Зефиро наблюдал за ним уже три дня.
Ванго начал оправляться от удара и все чаще выходил из кухни. Он внимательно следил за жизнью монахов, за каждым их шагом. Как-то раз его обнаружили на крыше часовни, где он слушал вечерние песнопения.
Историю Ванго Зефиро узнал от Пиппо Троизи, который рассказал о таинственном происхождении мальчика и о его воспитательнице. Все это очень заинтересовало падре.
Он не мог оставить Ванго в монастыре.
Но как сохранить тайну Аркуды, выпустив его на волю?
Зефиро так глубоко задумался, что не услышал стука в дверь. В комнату вошел Марко, брат-кухарь.
— Падре…
Зефиро на минуту отвлекся от своих мыслей.
— Да?
Последующий разговор между мужами Церкви, должно быть, заставил покраснеть от стыда их ангелов-хранителей.
— Я нашел для вас матку, — сообщил брат-кухарь.
— Матку?!
И Зефиро тщательно прикрыл дверь кельи.
— Это правда? У вас есть матка для меня?
— Да, падре, я почти уверен, что есть.
Зефиро оперся рукой о стену: казалось, он сейчас потеряет сознание.
— Так вы почти уверены? Или просто уверены?
Кухарь пролепетал, безжалостно теребя свои и без того сломанные очки:
— Ну… скорее почти уверен…
— Ну, такой веры мне мало! — отрезал Зефиро.
В устах человека, избравшего веру смыслом своей жизни, подобные слова звучали просто кощунственно[18]. Зефиро тотчас же осознал это. И поспешил исправить дело, пока ангел-хранитель за его спиной не успел разгневаться.
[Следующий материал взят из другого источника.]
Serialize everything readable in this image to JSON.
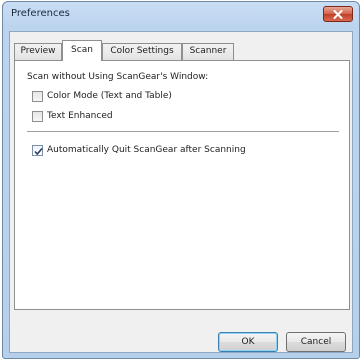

— Поймите, брат Марко… — продолжал он.
Теперь они оба говорили почти шепотом.
— Я так долго искал матку…
— О, я понимаю, падре. Вот почему и пришел к вам рассказать. Я верю… То есть я думаю, что, коли вы захотите, она будет здесь уже через несколько дней.
На сей раз Зефиро побледнел. И пробормотал с улыбкой:
— Через несколько дней… Моя матка… О Боже! Моя матка!
— Но есть одно условие.
— Какое?
— Вы должны отпустить мальчика.
Зефиро впился глазами в брата Марко, в его хитрую обезьянью мордочку.
— Мальчика?
— Да, малыша Ванго. И прямо сегодня.
Зефиро сделал вид, будто уступает, повинуясь силе. На самом же деле он был готов на все что угодно.
— Это шантаж?
— Вроде того.
— Ладно. Пусть уходит.
— Это не всё… Потом вы разрешите ему вернуться.
Падре Зефиро подскочил от изумления.
— Что-о-о? Вы с ума сошли!
— Не будет Ванго, не будет и матки.
— Вы спятили, братец?
— Отнюдь нет. Один только Ванго знает, где она находится. Он-то и доставит ее сюда.
Теперь разговор двух монахов достиг такого накала, что осталось лишь одно средство привести в чувство их ужаснувшихся ангелов-хранителей, распростертых без чувств на полу с нимбами набекрень.